National

Residency program for fourth-generation Japanese rarely used

JIJI

A residency program that allows fourth-generation Japanese descendants living overseas to work in the country has been rarely used due to strict requirements such as language proficiency and age.

Under the program introduced in July last year, only 43 people qualified as of June 17, compared with the annual cap of 4,000 set by the Immigration Services Agency.

The agency has started discussions to ease the requirements in a bid to increase the number of qualified people.

Before the program’s introduction, fourth-generation Japanese descendants overseas permitted to stay in Japan were limited to unmarried and underage children of third-generation Japanese with permanent residency status. In addition, they needed to be living with their parents.

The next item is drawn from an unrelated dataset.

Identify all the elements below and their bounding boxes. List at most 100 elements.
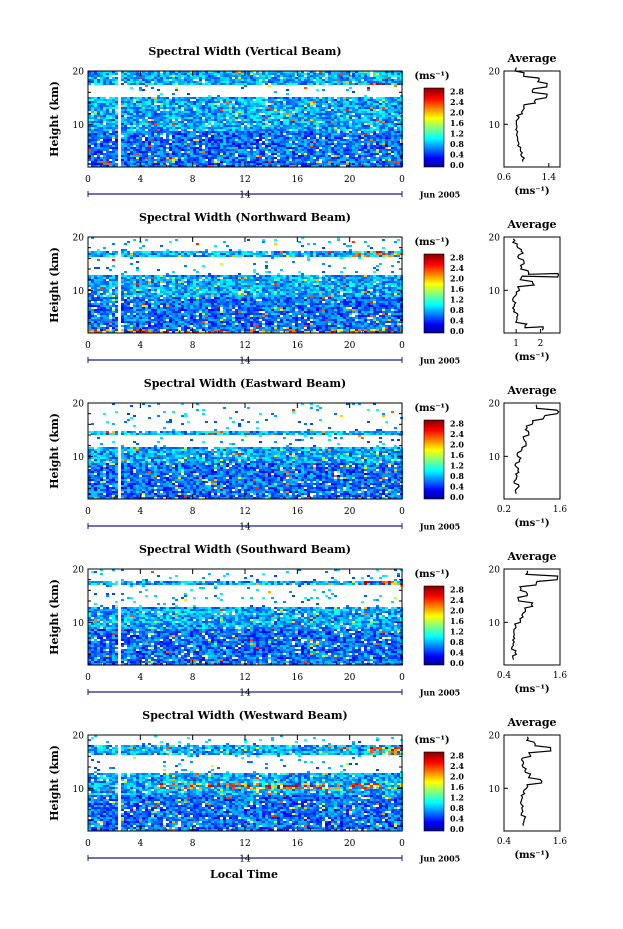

Applicants for the new residency program need to have basic Japanese-language capabilities and be aged between 18 and 30. Those qualified can stay in Japan for up to five years, but are not allowed to bring in their families. In addition, they need to secure supporters for their daily lives in Japan.

“Not so many fourth-generation Japanese can fulfill the Japanese-language requirement,” said Yuhei Nishiwaki, who leads the Association of Nikkei & Japanese Abroad, which operates personnel exchange programs for Japanese descendants abroad.

He is also requesting that qualified people be allowed to bring in their families and that the age requirement is reviewed.

The agency is considering assessing applicants’ Japanese-language capabilities in a more flexible manner. Meanwhile, some point to the difficulty of extending the maximum period of stay and allowing qualified people to bring in their families.